IBM has acquired cloud-computing infrastructure provider SoftLayer Technologies in an effort to better compete with Amazon.
Terms of the deal were not disclosed, but the Wall Street Journal reported that it is worth an estimated $2 billion (£1.3 billion), according to a person "familiar with the matter." The acquisition will allow SoftLayer to stand as its own company within IBM's Global Services unit, and serve as a go-between for other IBM cloud services.
By marrying SoftLayer's public cloud services with the IBM SmartCloud portfolio, the computer manufacturer aims to make cloud computing easier and faster.

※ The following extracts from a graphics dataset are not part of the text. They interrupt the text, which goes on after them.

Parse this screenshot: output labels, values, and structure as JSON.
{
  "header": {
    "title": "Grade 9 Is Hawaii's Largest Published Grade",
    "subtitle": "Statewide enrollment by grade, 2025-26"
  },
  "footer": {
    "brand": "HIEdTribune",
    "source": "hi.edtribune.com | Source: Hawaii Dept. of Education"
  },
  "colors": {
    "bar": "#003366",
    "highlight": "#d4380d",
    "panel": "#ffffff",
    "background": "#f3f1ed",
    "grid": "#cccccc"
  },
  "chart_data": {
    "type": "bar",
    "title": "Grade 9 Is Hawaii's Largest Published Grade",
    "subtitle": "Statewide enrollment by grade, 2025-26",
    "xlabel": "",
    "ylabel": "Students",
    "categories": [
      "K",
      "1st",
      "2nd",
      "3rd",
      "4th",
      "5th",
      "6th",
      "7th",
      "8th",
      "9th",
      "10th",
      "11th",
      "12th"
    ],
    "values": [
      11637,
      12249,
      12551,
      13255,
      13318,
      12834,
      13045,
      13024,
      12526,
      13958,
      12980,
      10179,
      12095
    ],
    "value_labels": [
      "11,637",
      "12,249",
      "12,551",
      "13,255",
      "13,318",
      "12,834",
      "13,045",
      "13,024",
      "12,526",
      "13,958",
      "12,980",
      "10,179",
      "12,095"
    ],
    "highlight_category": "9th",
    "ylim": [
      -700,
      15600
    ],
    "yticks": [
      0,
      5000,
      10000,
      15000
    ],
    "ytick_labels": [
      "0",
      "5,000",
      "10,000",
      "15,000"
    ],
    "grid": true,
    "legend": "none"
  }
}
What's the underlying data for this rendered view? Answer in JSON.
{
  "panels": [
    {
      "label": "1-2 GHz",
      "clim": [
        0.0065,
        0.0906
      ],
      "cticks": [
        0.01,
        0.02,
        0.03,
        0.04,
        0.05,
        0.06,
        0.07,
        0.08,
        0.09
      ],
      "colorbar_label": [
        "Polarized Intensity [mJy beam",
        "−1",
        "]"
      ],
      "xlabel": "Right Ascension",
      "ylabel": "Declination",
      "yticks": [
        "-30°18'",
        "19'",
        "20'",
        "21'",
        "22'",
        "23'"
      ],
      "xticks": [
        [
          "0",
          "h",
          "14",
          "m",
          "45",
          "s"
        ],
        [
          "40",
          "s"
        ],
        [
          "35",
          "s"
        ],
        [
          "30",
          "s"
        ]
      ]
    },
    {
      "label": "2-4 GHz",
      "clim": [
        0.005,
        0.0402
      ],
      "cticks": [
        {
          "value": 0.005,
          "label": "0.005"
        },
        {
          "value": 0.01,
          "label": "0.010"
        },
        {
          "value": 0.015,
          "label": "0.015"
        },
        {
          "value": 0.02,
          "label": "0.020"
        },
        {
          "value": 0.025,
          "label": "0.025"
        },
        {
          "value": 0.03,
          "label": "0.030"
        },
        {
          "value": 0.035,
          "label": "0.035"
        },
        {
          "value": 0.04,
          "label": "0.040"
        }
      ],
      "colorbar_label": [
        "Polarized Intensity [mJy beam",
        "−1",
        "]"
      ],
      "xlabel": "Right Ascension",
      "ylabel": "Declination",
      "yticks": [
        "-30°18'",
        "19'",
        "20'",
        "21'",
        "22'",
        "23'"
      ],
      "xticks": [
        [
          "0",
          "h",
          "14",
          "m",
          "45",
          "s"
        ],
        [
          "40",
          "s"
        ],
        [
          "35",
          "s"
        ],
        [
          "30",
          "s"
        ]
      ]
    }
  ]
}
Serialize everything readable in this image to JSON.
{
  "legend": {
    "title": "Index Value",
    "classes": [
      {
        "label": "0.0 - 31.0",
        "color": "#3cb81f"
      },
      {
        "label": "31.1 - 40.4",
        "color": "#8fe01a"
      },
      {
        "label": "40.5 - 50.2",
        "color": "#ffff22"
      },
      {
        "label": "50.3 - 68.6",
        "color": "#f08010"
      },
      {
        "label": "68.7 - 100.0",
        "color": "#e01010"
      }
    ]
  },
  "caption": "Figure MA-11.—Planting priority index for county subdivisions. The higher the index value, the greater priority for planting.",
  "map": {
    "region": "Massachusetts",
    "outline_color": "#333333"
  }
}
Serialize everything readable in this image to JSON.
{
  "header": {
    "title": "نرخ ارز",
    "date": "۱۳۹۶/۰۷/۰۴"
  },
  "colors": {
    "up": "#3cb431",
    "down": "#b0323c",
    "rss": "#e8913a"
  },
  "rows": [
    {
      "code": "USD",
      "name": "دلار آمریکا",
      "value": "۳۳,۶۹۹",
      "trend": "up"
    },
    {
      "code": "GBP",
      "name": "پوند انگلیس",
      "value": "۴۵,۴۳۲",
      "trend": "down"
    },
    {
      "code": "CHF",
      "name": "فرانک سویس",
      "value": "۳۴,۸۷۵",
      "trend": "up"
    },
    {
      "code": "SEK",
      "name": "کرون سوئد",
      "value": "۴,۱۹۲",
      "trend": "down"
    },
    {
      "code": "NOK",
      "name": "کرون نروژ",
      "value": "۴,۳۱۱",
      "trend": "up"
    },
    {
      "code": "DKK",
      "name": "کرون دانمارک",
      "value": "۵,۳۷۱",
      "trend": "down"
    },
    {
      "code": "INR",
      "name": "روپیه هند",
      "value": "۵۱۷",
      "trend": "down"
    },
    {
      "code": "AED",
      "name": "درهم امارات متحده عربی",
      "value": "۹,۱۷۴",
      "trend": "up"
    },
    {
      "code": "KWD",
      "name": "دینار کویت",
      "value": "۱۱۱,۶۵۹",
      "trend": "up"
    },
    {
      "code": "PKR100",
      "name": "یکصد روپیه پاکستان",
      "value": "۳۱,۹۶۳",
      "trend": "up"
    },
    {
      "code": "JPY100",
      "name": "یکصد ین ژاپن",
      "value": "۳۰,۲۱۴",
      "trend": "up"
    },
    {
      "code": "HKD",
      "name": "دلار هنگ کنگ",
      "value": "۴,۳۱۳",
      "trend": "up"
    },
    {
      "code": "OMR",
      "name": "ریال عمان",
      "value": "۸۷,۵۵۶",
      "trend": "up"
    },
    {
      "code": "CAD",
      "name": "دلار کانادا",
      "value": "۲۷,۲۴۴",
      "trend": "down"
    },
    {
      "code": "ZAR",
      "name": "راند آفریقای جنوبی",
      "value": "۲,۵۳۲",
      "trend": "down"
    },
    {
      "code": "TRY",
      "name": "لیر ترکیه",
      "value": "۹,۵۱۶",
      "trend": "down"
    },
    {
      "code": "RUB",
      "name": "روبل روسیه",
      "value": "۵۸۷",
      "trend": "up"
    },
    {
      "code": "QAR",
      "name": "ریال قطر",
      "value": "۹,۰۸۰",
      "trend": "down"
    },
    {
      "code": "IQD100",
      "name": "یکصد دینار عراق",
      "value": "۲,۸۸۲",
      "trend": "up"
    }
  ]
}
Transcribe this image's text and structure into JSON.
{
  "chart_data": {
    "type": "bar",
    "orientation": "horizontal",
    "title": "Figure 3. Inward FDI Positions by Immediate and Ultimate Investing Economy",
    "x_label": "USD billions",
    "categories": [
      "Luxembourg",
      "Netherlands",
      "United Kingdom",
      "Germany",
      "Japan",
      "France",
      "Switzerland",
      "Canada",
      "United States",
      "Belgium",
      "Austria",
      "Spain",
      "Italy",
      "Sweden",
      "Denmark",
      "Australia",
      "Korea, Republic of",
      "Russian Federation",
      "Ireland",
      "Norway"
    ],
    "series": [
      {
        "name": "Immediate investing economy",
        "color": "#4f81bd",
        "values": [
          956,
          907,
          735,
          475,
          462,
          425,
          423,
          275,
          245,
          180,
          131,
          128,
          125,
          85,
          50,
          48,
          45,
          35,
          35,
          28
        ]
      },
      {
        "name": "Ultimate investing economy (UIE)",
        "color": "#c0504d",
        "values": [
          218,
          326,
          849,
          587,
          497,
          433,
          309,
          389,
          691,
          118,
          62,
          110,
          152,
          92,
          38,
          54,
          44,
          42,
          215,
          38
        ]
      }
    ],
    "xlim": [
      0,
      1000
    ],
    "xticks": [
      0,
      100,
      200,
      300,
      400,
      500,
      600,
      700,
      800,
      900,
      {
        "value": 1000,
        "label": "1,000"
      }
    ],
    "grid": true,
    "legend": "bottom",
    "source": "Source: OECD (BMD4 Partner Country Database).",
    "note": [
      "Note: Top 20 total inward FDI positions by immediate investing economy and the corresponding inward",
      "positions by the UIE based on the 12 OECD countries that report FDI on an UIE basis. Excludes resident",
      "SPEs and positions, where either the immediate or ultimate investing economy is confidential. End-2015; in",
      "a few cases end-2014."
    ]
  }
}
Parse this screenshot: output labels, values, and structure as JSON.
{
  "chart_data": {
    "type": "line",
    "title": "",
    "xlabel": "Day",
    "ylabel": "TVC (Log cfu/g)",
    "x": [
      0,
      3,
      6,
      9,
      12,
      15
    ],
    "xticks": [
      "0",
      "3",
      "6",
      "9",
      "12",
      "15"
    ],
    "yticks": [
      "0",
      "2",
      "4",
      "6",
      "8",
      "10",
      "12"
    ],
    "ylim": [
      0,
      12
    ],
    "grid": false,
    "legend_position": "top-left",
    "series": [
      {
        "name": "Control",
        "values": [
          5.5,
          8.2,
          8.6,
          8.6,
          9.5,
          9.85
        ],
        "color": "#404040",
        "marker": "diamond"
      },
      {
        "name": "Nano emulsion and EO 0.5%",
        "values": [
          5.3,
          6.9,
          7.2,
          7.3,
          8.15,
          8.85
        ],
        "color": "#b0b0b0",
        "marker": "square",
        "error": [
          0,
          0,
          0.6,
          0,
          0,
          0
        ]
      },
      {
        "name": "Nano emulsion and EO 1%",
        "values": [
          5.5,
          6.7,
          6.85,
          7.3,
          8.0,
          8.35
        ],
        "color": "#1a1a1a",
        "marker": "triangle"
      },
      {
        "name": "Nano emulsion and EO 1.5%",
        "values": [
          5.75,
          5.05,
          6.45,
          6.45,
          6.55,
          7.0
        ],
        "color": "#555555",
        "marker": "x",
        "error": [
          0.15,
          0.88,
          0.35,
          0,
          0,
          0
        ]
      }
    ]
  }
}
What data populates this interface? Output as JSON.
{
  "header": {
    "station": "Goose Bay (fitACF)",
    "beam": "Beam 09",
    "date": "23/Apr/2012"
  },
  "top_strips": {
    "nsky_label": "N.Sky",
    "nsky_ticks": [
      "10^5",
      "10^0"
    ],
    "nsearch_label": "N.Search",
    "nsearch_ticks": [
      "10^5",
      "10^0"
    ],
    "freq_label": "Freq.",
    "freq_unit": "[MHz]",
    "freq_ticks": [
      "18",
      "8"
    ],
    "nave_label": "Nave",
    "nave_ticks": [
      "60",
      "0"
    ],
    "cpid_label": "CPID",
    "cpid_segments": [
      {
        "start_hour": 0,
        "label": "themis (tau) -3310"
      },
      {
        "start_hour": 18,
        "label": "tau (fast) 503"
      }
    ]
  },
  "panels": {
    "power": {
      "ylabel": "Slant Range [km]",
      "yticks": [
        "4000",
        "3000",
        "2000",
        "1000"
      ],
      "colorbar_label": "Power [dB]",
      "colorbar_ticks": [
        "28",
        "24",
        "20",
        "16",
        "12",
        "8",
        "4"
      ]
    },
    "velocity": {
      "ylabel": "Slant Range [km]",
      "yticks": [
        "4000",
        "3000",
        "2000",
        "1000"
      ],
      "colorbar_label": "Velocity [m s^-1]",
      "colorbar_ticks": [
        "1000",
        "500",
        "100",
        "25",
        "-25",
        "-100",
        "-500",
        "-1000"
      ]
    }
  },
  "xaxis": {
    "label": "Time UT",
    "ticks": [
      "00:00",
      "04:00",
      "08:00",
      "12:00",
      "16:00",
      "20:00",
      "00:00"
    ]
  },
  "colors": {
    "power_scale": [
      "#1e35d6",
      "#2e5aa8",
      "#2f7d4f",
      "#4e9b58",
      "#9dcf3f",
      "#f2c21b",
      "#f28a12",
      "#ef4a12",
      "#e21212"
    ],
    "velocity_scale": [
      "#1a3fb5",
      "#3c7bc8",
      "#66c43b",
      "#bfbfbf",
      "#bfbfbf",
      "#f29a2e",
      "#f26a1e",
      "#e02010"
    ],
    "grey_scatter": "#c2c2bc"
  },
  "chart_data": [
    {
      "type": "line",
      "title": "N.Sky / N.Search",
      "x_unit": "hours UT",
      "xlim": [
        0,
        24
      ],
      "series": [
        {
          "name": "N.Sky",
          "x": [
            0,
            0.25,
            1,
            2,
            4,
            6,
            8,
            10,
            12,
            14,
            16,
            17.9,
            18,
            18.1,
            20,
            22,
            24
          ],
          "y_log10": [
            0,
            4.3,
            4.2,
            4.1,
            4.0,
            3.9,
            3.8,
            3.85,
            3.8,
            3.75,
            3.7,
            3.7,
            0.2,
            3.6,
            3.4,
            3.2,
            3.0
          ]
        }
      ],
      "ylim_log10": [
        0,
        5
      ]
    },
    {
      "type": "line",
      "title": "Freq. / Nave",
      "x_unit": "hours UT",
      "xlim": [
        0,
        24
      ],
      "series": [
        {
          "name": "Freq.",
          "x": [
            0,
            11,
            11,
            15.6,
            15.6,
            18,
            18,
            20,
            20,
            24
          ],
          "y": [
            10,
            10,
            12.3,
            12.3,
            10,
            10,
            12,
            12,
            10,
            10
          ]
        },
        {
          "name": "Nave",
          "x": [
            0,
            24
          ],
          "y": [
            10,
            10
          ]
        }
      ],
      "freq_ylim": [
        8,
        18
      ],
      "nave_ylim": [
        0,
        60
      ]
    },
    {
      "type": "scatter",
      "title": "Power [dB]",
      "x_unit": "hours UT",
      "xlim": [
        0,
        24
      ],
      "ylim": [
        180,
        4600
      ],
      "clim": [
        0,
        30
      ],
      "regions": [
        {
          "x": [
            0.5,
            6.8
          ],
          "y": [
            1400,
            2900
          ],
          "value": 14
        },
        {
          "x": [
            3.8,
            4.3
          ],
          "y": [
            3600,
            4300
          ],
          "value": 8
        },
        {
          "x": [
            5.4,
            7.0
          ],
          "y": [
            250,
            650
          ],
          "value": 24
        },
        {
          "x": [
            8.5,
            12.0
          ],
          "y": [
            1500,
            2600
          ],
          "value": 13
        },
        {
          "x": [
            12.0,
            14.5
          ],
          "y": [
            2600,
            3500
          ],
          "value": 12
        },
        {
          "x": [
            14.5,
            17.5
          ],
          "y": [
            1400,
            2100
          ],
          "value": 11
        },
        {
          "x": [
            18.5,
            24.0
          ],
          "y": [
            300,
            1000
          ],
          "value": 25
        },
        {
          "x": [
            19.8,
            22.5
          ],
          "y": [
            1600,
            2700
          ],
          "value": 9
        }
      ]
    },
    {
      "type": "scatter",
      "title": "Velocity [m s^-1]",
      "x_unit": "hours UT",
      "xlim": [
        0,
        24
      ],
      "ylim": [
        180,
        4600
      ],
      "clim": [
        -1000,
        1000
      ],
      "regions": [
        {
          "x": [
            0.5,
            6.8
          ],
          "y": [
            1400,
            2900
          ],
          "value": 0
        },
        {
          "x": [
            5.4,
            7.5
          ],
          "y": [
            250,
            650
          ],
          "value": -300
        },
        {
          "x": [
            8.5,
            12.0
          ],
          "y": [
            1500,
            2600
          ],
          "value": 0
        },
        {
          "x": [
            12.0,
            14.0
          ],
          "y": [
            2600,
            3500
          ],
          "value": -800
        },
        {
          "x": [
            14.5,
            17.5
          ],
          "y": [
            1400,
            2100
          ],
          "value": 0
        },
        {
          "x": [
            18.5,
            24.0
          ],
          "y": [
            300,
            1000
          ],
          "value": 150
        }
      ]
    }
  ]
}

"As businesses add public cloud capabilities to their on-premise IT systems, they need enterprise-grade reliability, security and management," Erich Clementi, senior vice president of IBM Global Technology Services, said in a statement. "With SoftLayer, IBM will accelerate the build-out of our public cloud infrastructure to give clients the broadest choice of cloud offerings to drive business innovation."
Dallas-based SoftLayer, founded in 2005, serves 21,000 customers from 13 data centres operating in the US, Europe, and Asia. While Amazon is a front-runner in the public cloud ecosystem, IBM tends to work with large companies and government entities. Ideally, this acquisition will tip the scales in IBM's favour.
"SoftLayer has a strong track record with born-on-the-cloud companies, and our move today with IBM will rapidly expand that footprint globally as well as allow us to go deep into the large enterprise market," Lance Crosby, SoftLayer CEO, said in a statement. "The compelling opportunity is connecting IBM's geographic reach, industry expertise and IBM's SmartCloud breadth with our innovative technology."
According to IBM's announcement, SoftLayer caught the eye in part because it offers clients a choice of where to deploy their applications — on dedicated or shared servers. With the options provided by IBM and SoftLayer, businesses can tailor their privacy, data security, and overall computer performance to meet their own needs.